Fraud Spike In The Netherlands

April 12, 2022
Payments fraud has increased in the Netherlands as the banking sector says that it is doing more than ever to prevent it.

Payments fraud has increased in the Netherlands as the banking sector says that it is doing more than ever to prevent it.

Although the measures that banks are taking to prevent traditional forms of fraud, including stolen bank cards and phishing, are working better, criminals are shifting their modus operandi.

According to the latest statistics released by the Dutch Banking Association, there has been a steep rise in authorised push payment (APP) fraud, whereby users are tricked into transferring money.

The total damage caused by various forms of fraud in the payment system increased in 2021 from almost €50m in 2020 to €62.5m.

Specifically, the damage as a result of bank helpdesk fraud (a form of APP fraud) rose to €47.6m.

However, the damage from other forms of fraud, such as phishing and as a result of stolen bank cards, decreased in 2021.

As part of measures to reduce fraud, the Dutch Banking Association has confirmed that it will launch a new anti-fraud campaign later this year to help consumers identify fraudulent behaviour earlier.

And although banks are not liable for the damage if a payment is made by the customer, the sector has adopted a position of leniency since the end of 2020 and compensated customers who have been victims of bank helpdesk fraud.

In 2021, for example, customers of this fraud were compensated for their losses in 92 percent of cases.

Online fraud often has an enormous emotional impact on victims, said Aleid van der Zwan, deputy director of the Dutch Banking Association. “We therefore continuously take measures to prevent fraud and we help customers to arm themselves against it.”

This works well in forms of fraud such as phishing, where criminals try to gain access to the customer's banking environment, but if customers are persuaded to transfer money themselves, it is more difficult for the bank to recognise fraud, he continued.

“Pending a government-coordinated approach, banks are also seeking cooperation with the police, telecom providers, social media platforms and other parties that can help prevent these forms of fraud."

The increase in digital crime is a broad social problem, the trade association said, adding that it can be tackled together with all the public and private parties involved, under the direction of the government.

Over the past year, the lobby group said that it has actively sought cooperation with other parties.

For example, the collaboration with the telecom sector has helped ensure that bank telephone numbers can no longer be misused by fraudsters.

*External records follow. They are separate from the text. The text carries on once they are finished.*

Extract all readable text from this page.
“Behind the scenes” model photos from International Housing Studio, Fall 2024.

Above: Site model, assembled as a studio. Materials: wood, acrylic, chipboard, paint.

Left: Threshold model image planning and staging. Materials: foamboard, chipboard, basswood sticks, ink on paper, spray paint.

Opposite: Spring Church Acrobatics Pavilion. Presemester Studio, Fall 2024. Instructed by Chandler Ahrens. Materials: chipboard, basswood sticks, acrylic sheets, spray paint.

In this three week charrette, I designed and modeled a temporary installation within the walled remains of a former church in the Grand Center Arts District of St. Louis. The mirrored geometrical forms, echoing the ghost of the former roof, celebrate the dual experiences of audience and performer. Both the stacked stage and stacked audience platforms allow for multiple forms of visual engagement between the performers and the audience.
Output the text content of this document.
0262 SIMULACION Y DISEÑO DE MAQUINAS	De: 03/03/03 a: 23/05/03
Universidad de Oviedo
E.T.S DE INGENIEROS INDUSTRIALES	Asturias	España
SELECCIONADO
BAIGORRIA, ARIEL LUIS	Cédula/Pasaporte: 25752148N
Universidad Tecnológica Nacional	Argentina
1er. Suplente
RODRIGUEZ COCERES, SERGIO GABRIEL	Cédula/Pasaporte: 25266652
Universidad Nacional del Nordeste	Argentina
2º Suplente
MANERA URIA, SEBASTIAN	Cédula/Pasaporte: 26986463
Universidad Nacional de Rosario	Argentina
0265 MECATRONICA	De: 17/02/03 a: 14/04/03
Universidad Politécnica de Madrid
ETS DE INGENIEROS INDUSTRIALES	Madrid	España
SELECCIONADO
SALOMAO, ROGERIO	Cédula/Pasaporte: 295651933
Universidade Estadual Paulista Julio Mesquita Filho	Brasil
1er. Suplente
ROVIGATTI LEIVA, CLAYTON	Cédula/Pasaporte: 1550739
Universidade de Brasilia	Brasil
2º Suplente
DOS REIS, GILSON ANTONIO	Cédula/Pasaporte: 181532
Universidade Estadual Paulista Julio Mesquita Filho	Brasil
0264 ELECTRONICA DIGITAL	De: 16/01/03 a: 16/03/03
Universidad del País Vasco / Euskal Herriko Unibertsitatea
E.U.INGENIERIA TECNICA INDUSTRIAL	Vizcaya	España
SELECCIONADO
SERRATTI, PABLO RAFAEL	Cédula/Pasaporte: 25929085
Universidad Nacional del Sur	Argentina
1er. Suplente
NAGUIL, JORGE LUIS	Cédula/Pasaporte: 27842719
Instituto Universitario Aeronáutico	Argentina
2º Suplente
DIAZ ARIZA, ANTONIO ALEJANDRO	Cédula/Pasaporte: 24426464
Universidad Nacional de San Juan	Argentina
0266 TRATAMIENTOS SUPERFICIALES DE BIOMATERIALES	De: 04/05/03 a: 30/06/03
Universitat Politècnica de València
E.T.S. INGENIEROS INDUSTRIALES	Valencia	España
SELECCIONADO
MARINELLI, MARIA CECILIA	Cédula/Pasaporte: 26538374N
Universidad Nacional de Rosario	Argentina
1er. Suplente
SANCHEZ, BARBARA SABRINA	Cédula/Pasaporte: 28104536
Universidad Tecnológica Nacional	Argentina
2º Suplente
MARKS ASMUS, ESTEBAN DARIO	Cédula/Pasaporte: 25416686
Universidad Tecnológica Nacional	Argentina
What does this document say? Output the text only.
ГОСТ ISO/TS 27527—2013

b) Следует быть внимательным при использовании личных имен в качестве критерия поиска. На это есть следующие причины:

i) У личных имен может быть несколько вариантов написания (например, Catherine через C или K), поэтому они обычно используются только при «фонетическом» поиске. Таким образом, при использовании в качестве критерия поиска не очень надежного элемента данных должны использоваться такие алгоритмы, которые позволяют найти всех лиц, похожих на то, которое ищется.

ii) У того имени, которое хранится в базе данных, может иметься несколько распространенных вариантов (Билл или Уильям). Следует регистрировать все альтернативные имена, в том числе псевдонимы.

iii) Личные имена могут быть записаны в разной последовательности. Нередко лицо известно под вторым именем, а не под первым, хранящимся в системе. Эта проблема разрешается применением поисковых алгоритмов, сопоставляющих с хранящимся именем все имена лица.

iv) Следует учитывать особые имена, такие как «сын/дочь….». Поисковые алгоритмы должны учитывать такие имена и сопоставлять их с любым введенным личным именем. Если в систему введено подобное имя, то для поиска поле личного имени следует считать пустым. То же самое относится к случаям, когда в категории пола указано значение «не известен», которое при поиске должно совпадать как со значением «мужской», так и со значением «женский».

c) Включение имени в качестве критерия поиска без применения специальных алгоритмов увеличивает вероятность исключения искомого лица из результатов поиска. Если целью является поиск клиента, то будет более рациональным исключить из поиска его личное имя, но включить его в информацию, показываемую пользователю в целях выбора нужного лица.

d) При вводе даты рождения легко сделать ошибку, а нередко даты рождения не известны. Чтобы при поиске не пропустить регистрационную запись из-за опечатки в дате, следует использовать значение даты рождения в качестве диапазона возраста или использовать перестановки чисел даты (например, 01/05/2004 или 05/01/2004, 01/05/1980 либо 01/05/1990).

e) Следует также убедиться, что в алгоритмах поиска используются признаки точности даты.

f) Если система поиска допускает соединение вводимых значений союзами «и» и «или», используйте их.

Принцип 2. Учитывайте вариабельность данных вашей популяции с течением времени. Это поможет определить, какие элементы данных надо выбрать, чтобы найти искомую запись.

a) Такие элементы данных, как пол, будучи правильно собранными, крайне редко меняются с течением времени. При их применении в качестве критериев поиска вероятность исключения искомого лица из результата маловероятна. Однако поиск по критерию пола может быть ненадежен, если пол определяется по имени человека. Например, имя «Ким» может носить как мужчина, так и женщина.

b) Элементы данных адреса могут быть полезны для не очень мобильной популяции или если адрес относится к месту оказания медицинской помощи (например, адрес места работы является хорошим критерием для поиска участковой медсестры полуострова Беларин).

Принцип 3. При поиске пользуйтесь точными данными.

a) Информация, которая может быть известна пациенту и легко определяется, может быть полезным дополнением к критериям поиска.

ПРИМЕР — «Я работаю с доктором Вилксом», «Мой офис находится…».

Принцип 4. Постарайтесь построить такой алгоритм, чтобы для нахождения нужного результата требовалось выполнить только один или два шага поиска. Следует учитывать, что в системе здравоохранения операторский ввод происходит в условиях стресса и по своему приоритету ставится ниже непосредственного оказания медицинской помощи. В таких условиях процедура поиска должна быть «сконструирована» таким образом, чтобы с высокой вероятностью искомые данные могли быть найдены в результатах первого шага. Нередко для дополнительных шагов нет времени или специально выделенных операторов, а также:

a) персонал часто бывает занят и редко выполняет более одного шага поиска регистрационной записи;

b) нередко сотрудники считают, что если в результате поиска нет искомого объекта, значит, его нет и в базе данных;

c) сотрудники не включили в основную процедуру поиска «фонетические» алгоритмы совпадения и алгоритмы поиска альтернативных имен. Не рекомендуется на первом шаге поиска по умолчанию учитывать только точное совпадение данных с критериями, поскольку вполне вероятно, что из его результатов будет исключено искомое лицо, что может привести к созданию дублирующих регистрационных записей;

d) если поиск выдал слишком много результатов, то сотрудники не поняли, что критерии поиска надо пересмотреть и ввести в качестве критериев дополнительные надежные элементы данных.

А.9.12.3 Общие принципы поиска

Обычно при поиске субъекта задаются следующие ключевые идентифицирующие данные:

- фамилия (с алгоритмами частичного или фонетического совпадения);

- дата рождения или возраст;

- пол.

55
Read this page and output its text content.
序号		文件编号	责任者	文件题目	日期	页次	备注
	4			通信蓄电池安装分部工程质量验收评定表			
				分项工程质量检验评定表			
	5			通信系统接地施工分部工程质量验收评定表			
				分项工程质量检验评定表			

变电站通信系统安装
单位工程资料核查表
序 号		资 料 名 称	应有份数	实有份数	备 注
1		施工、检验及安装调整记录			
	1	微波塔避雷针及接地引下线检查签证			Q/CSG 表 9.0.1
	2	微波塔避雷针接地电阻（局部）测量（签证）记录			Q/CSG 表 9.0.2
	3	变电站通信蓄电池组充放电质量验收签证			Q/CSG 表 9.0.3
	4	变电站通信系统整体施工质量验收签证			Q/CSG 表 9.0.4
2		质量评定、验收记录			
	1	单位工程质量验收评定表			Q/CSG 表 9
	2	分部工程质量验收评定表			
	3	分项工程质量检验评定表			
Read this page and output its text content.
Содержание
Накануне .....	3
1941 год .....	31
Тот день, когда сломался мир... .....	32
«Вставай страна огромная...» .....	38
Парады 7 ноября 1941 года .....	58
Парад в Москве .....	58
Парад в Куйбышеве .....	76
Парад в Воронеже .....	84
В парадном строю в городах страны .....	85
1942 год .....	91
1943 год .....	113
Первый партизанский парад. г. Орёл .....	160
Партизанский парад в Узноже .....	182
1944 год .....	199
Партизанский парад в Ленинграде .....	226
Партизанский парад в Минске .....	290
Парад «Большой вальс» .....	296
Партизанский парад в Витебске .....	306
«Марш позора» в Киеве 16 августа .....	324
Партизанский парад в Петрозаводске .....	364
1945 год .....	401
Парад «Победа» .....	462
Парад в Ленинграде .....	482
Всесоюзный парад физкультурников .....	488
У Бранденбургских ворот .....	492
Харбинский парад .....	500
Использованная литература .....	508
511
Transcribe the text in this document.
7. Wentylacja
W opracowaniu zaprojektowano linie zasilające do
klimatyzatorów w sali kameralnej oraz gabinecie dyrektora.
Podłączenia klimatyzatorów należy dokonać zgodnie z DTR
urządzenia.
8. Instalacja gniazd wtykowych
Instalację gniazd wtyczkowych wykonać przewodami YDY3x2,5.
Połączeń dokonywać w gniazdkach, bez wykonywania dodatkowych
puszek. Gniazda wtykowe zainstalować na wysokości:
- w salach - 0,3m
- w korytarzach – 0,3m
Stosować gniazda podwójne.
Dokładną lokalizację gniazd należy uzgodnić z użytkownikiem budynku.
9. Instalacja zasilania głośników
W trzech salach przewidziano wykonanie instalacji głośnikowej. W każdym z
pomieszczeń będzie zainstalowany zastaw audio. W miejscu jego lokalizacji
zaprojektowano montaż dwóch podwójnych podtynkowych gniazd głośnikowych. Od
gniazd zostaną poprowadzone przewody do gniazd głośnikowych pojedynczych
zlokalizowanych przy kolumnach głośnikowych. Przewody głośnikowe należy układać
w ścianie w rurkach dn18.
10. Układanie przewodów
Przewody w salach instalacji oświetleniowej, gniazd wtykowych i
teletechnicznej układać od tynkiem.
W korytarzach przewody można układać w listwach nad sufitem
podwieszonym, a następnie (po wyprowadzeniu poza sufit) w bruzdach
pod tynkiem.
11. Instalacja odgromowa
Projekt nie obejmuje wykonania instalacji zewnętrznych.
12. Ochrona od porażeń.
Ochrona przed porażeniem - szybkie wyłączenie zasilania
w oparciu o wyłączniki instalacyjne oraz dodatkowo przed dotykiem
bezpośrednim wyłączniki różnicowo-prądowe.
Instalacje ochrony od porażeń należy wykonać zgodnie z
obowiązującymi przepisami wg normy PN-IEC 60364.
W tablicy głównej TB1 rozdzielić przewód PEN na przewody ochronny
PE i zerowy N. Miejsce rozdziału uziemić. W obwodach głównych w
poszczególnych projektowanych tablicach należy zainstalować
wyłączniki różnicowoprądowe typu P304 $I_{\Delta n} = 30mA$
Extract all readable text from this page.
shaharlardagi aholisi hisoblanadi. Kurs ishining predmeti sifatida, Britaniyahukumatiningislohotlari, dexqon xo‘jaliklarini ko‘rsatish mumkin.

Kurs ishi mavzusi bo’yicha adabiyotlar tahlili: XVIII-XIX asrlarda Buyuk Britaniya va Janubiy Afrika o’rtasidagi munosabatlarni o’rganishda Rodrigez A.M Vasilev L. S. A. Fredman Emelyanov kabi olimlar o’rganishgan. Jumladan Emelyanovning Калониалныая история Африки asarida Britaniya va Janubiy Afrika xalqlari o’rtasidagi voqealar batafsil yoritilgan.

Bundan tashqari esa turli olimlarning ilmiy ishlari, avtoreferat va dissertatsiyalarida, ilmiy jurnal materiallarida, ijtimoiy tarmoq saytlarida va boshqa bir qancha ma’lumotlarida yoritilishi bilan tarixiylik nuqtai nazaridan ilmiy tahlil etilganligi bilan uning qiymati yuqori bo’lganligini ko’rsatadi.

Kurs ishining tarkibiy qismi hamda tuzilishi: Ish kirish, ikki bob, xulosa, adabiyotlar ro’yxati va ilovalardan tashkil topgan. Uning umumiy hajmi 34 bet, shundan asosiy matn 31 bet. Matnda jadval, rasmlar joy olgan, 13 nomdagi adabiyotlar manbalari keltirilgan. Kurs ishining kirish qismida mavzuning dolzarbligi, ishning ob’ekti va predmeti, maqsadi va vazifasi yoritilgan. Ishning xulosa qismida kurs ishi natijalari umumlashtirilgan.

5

This was undertaken through a collaborative campaign called Velig Bankieren (Safer Banking).

In addition, as a result of cooperation with the police, successes have been achieved in tracing and prosecuting perpetrators.

In October 2021, the Dutch police arrested nine people that were responsible for impersonating customer support, and in this particular incident, were able to freeze crypto-assets into which the criminals had invested their money.

The Dutch police has said that it receives more than 200 reports of incidents of this kind on a daily basis.